No me lo esperaba. Hace más de quince años que no fumo, pero en ese instante sentí que mis pulmones clamaban por cigarrillos con una voracidad suicida. Respiré hondo.

– ¿Por qué no se lo contaste a nadie? -le dije-. ¿Por qué no lo escribiste?

– Primero no me animé -dijo-. Si contabas una historia como ésa tenías que irte del país. Después, cuando se pudo, se me habían ido las ganas.

– Yo no te tengo piedad -le dije-. Me lo vas a contar ahora mismo.

Se quedó hasta el amanecer. Al final estábamos tan exhaustos que nos entendíamos por señas y balbuceos. Cuando terminó, lo acompañé en un taxi hasta su casa de parque Centenario, vi desperezarse a los fósiles del museo de Ciencias Naturales y le dije al chofer que me despertara en San Telmo. Pero no pude dormir. Nunca más tuve paz para dormir hasta ahora, cuando por fin llego al punto en que puedo repetir la historia sin miedo a traicionar su tono ni sus detalles.

Sería julio o agosto de 1943, contó Emilio. El sexto ejército de von Paulus empezaba el largo sitio de Stalingrado, los jerarcas fascistas habían votado contra el Duce y a favor de la monarquía constitucional, pero la suerte de la guerra aún era incierta. Emilio saltaba de una sala de redacción a otra y de varios amores simultáneos a ninguno. Ese invierno conoció a una actriz sin talento que se llamaba Mercedes Primer y ella, por fin, lo volvió sedentario. No era una belleza del otro mundo, dijo Emilio, pero desentonaba entre las demás mujeres porque no se preocupaba por él sino por sí misma. Sólo quería bailar. Todos los sábados salía con Emilio a recorrer las boites y los clubes de barrio donde Fiorentino afilaba su voz de tenor en el fuelle de Aníbal Troilo o donde la orquesta de Feliciano Brunelli se enredaba en unas variaciones del foxtrot que desvelaban a los muertos. Mercedes y él hablaban de nada: las palabras no tenían la menor importancia.
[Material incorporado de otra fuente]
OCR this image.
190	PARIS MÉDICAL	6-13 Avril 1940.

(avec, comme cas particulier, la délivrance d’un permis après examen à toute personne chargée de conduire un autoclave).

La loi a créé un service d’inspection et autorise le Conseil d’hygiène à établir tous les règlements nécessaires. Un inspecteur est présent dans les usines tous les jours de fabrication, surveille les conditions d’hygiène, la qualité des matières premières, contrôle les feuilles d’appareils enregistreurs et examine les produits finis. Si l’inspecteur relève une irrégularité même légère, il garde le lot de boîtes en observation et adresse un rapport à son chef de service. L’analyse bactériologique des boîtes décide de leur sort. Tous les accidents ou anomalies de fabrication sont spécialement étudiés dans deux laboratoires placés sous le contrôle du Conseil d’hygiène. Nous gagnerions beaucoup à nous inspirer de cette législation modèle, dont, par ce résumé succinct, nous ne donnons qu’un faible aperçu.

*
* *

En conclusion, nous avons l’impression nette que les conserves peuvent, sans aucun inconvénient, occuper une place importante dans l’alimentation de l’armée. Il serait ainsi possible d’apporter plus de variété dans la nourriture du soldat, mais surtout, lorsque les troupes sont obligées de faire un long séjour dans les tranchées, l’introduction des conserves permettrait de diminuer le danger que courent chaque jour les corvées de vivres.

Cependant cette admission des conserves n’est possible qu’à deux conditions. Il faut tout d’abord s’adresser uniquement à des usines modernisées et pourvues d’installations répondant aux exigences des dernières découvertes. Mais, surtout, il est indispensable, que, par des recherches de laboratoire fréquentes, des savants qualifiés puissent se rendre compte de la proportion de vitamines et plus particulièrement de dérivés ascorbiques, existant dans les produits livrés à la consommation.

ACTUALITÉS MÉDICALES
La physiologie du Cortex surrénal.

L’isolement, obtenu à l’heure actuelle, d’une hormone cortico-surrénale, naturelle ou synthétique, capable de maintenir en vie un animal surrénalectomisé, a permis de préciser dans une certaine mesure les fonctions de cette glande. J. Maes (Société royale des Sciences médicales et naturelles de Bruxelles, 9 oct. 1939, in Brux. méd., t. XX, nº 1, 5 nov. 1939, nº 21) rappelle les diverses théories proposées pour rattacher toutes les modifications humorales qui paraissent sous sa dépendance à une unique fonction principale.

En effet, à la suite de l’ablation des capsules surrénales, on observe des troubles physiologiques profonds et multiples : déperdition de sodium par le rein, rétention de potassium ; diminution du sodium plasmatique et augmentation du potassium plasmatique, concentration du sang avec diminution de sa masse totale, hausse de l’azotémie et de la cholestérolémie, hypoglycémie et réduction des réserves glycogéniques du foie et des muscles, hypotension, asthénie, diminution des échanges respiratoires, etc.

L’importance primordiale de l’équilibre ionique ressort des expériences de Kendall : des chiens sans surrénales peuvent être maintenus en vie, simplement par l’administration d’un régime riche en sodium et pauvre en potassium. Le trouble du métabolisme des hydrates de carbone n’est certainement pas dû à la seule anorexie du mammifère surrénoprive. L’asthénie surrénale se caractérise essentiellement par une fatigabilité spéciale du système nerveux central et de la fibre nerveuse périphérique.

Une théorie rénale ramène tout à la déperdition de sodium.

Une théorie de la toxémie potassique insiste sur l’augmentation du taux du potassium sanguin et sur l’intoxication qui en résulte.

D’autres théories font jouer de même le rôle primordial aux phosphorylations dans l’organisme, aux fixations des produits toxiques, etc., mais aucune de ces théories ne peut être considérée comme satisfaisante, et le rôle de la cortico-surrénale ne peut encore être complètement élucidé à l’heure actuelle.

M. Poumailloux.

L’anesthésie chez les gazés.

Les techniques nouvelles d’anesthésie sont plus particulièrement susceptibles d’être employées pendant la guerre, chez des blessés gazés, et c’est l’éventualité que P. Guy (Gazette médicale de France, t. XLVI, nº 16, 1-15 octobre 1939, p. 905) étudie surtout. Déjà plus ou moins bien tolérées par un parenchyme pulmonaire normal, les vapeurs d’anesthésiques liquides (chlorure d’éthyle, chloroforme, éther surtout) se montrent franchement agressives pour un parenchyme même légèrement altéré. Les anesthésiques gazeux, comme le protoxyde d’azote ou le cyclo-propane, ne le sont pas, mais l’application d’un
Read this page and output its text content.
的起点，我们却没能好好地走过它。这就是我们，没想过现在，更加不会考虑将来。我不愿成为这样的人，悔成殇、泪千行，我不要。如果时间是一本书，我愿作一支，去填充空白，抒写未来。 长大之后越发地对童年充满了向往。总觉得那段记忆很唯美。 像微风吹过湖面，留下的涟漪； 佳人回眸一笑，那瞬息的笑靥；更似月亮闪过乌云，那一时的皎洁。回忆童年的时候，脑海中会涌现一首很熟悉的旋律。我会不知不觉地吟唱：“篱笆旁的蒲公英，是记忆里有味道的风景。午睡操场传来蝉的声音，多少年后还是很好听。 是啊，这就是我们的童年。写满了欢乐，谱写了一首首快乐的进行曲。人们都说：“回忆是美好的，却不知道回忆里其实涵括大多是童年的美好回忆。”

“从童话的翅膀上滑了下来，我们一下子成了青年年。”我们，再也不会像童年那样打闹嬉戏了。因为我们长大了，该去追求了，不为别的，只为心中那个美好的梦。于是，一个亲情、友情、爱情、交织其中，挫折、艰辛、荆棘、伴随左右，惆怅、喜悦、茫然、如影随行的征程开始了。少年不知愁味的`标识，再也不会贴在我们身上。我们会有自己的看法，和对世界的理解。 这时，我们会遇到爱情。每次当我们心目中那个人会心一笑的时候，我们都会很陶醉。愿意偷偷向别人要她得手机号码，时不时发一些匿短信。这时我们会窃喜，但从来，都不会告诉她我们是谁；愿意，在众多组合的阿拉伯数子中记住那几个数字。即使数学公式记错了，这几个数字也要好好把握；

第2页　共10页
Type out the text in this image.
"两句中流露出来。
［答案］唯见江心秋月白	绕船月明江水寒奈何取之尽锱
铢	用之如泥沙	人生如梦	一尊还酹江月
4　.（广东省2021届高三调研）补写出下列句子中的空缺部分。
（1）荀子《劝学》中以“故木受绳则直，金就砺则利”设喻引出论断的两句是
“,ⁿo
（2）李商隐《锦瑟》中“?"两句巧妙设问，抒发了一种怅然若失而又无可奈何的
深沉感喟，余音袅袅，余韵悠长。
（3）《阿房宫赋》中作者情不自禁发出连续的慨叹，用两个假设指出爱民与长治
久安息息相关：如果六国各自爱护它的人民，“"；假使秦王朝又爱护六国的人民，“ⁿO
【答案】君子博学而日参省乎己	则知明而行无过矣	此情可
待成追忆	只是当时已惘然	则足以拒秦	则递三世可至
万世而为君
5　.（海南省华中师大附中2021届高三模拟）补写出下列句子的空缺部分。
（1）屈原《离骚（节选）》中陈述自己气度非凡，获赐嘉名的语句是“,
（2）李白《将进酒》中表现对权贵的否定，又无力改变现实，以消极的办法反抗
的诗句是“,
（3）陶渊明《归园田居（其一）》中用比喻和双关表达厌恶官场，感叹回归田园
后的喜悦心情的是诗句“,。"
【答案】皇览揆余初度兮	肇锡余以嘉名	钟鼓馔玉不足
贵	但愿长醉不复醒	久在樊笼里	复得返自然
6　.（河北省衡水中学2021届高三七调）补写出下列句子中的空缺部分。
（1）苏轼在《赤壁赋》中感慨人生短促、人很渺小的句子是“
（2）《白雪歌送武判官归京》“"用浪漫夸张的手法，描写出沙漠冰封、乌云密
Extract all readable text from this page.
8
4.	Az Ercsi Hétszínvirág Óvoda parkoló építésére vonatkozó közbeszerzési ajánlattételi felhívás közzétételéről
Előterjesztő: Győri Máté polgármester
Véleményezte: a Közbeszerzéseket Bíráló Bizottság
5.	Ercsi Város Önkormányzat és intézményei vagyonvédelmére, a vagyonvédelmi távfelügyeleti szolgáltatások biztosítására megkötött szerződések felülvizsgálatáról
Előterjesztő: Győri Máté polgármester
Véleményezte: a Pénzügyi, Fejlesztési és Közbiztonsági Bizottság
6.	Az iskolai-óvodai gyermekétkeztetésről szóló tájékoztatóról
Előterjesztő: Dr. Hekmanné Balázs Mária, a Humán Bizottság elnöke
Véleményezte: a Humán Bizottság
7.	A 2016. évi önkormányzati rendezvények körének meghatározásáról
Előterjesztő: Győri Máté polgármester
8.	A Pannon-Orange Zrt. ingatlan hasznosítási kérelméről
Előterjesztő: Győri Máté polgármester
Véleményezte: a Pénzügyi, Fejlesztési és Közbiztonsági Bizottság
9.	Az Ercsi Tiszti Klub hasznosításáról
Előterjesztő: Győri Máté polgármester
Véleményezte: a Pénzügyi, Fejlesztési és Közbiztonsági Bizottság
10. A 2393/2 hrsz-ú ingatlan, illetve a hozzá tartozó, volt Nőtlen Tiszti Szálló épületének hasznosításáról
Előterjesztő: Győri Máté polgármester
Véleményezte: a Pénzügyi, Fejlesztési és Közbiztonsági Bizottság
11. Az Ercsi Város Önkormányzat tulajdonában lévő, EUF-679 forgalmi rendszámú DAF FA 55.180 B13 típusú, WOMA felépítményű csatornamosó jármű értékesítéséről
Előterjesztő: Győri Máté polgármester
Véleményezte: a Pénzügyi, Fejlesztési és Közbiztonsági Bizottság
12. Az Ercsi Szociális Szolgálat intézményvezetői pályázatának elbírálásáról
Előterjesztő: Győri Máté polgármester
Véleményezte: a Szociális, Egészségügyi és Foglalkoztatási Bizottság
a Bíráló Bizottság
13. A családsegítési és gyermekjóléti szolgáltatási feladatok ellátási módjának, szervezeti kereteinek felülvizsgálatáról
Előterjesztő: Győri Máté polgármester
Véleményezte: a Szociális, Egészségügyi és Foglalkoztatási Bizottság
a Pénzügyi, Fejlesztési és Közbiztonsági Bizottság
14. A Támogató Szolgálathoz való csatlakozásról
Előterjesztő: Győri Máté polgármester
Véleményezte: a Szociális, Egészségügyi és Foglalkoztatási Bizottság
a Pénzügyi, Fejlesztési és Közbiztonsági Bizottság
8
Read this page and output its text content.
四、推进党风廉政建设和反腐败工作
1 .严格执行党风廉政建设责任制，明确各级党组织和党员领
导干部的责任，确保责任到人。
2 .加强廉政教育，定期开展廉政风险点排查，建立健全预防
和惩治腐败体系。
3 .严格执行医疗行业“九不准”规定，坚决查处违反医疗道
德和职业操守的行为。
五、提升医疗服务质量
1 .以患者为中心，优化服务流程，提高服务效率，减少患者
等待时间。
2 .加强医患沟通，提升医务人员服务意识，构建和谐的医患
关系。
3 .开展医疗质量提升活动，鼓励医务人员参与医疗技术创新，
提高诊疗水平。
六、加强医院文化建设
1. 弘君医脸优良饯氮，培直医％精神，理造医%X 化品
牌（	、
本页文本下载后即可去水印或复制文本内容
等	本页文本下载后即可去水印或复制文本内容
Lo único que tenia importancia era ver que la vida pasaba como una dulce agua. A veces Emilio, que era entonces «secretario de armado» en Noticias Gráficas, se divertía explicándole a Mercedes la gracia de combinar las picas, las medias cañas y los corondeles; Ella se desquitaba de aquellos trabalenguas técnicos contándole las correcciones de última hora que el libretista Martinelli Massa introducía en los diálogos de infortunio, la radionovela de moda. A solas se contaban todo, se examinaban con linternas los túneles del cuerpo, se prometían un amor de puro presente porque la noción de futuro, decía Mercedes, apaga todas las pasiones: el amor de mañana nunca es amor. En una de esas conversaciones de amanecer Mercedes le habló de Evita.

«Qué querés que te diga, me da lástima», le había dicho Mercedes. «Es debilucha, enfermiza, le agarré simpatía. ¿Sabés cómo nos hicimos amigas? Estábamos actuando las dos en Rosario . Fuera de los hombres, compartíamos comida, camarín, todo lo demás, pero casi ni nos hablábamos. Ella andaba en sus cosas y yo en las mías. A Ella le interesaban los empresarios, los hombres con plata, aunque fueran viejos y panzones, y lo que a mí me gustaba era la milonga. Ni Ella ni yo teníamos un mango. Un amigo me había regalado unas medias de seda que yo cuidaba como un tesoro. Vos no te podés dar cuenta lo que son unas medias de seda legítima: se deshacen de sólo respirarles encima. Una noche las perdí. Tenía que salir a escena y no las encontraba por ninguna parte. En eso apareció Evita, de lo más pintarrajeada.